We start at 6:30 AM sharp & are home by dark, except for Sundays ! A lunch is always good during peak hours, but try to make it quick! Work comes first ! Old School ! Now days 2 breaks & a one-hr. lunch with pay ! About 5 hrs. work for 8 hrs. pay ! That's if you count fuel-up time & travel time.


----------



## BC WetCoast (Aug 6, 2008)

OLD CHIPMONK said:


> We start at 6:30 AM sharp & are home by dark, except for Sundays ! A lunch is always good during peak hours, but try to make it quick! Work comes first ! Old School ! Now days 2 breaks & a one-hr. lunch with pay ! About 5 hrs. work for 8 hrs. pay ! That's if you count fuel-up time & travel time.



Start at 6:30. When do you start your saws up? Around here, municipal noise bylaws regulate the time you can operate (except in emergencies).

The bylaws are more aimed at building construction, but we fall under the same umbrella.


----------



## ponderosatree (Aug 6, 2008)

buzz sawyer said:


> Salaried = lots of overtime and few lunch breaks.

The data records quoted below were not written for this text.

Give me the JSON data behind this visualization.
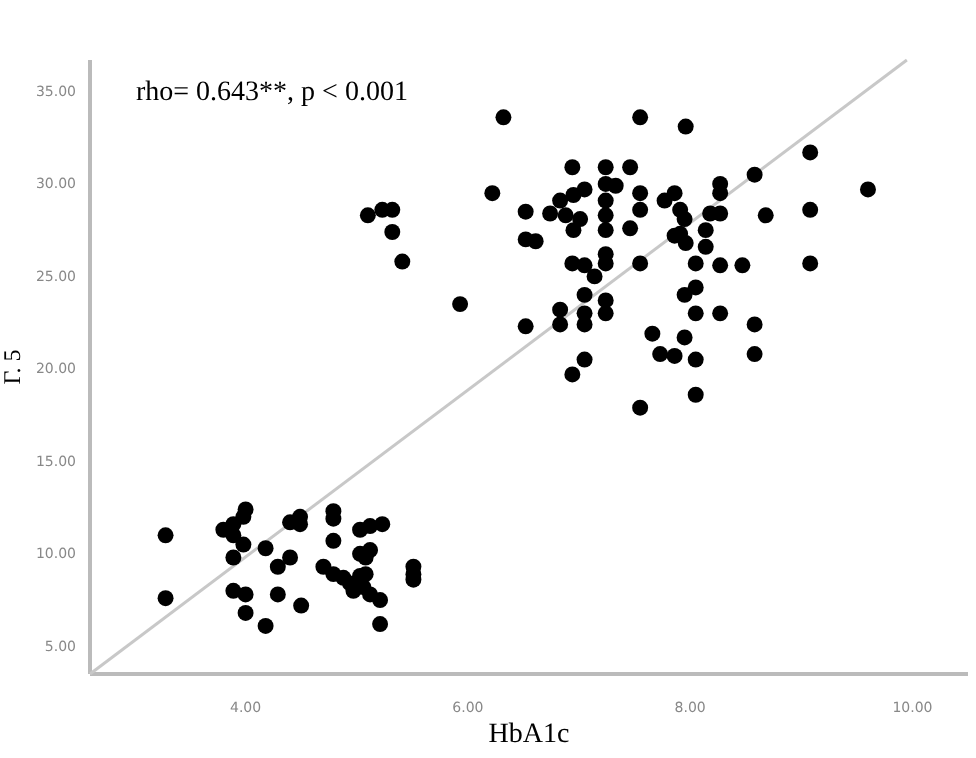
{
  "chart_data": {
    "type": "scatter",
    "xlabel": "HbA1c",
    "ylabel": "Γ. 5",
    "annotations": [
      "rho= 0.643**, p < 0.001"
    ],
    "xlim": [
      2.6,
      10.5
    ],
    "ylim": [
      3.5,
      36.7
    ],
    "xticks": [
      {
        "value": 4,
        "label": "4.00"
      },
      {
        "value": 6,
        "label": "6.00"
      },
      {
        "value": 8,
        "label": "8.00"
      },
      {
        "value": 10,
        "label": "10.00"
      }
    ],
    "yticks": [
      {
        "value": 5,
        "label": "5.00"
      },
      {
        "value": 10,
        "label": "10.00"
      },
      {
        "value": 15,
        "label": "15.00"
      },
      {
        "value": 20,
        "label": "20.00"
      },
      {
        "value": 25,
        "label": "25.00"
      },
      {
        "value": 30,
        "label": "30.00"
      },
      {
        "value": 35,
        "label": "35.00"
      }
    ],
    "grid": false,
    "series": [
      {
        "color": "#000000",
        "marker": "circle",
        "x": [
          5.1,
          5.23,
          5.32,
          5.32,
          5.41,
          5.93,
          6.22,
          6.32,
          7.55,
          7.96,
          9.08,
          9.6,
          6.94,
          7.24,
          7.46,
          8.58,
          8.27,
          8.27,
          9.08,
          8.68,
          6.52,
          6.74,
          6.83,
          6.95,
          7.05,
          7.24,
          7.33,
          7.55,
          7.55,
          7.77,
          7.86,
          7.91,
          7.24,
          7.24,
          6.88,
          7.01,
          6.95,
          7.24,
          7.46,
          7.95,
          8.18,
          8.27,
          8.14,
          7.91,
          7.96,
          7.86,
          8.14,
          6.52,
          6.61,
          6.94,
          7.05,
          7.24,
          7.24,
          7.55,
          7.14,
          8.05,
          8.27,
          8.47,
          9.08,
          7.05,
          7.95,
          8.05,
          6.83,
          6.83,
          7.05,
          7.05,
          7.24,
          7.24,
          6.52,
          8.05,
          8.27,
          8.58,
          7.66,
          7.95,
          7.73,
          7.86,
          8.05,
          8.58,
          7.05,
          6.94,
          8.05,
          7.55,
          3.28,
          3.28,
          3.8,
          3.89,
          3.89,
          3.98,
          4.0,
          3.98,
          3.89,
          4.18,
          4.4,
          4.4,
          4.49,
          4.49,
          4.79,
          4.79,
          4.79,
          5.03,
          5.12,
          5.23,
          3.89,
          4.0,
          4.0,
          4.18,
          4.29,
          4.29,
          4.5,
          4.7,
          4.79,
          4.88,
          4.94,
          5.03,
          5.08,
          5.08,
          5.06,
          5.12,
          4.97,
          5.21,
          5.21,
          5.51,
          5.51,
          5.51,
          5.03,
          5.12
        ],
        "values": [
          28.3,
          28.6,
          28.6,
          27.4,
          25.8,
          23.5,
          29.5,
          33.6,
          33.6,
          33.1,
          31.7,
          29.7,
          30.9,
          30.9,
          30.9,
          30.5,
          30.0,
          29.5,
          28.6,
          28.3,
          28.5,
          28.4,
          29.1,
          29.4,
          29.7,
          30.0,
          29.9,
          29.5,
          28.6,
          29.1,
          29.5,
          28.6,
          29.1,
          28.3,
          28.3,
          28.1,
          27.5,
          27.5,
          27.6,
          28.1,
          28.4,
          28.4,
          27.5,
          27.3,
          26.8,
          27.2,
          26.6,
          27.0,
          26.9,
          25.7,
          25.6,
          26.2,
          25.7,
          25.7,
          25.0,
          25.7,
          25.6,
          25.6,
          25.7,
          24.0,
          24.0,
          24.4,
          23.2,
          22.4,
          23.0,
          22.4,
          23.7,
          23.0,
          22.3,
          23.0,
          23.0,
          22.4,
          21.9,
          21.7,
          20.8,
          20.7,
          20.5,
          20.8,
          20.5,
          19.7,
          18.6,
          17.9,
          11.0,
          7.6,
          11.3,
          11.6,
          11.0,
          12.0,
          12.4,
          10.5,
          9.8,
          10.3,
          9.8,
          11.7,
          12.0,
          11.6,
          12.3,
          11.9,
          10.7,
          11.3,
          11.5,
          11.6,
          8.0,
          7.8,
          6.8,
          6.1,
          9.3,
          7.8,
          7.2,
          9.3,
          8.9,
          8.7,
          8.4,
          8.8,
          9.8,
          8.9,
          8.2,
          7.8,
          8.0,
          7.5,
          6.2,
          9.3,
          8.9,
          8.6,
          10.0,
          10.2
        ]
      },
      {
        "type": "line",
        "color": "#c8c8c8",
        "x": [
          2.6,
          9.95
        ],
        "values": [
          3.5,
          36.7
        ]
      }
    ]
  }
}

Salaried means a flat wage. No overtime.

EDIT: Oops! I guess you meant lots of unpaid overtime which is correct.


----------



## OLD CHIPMONK (Aug 6, 2008)

The City Ordinance states " No loud noises before 8am. ", so we use handsaws til then. It sure does get the blood flowing ! Also you can't run a saw after 8pm. or on Sunday. They sure are strict ! We do cheat a little & put silencers on the chainsaws !!!!!!


----------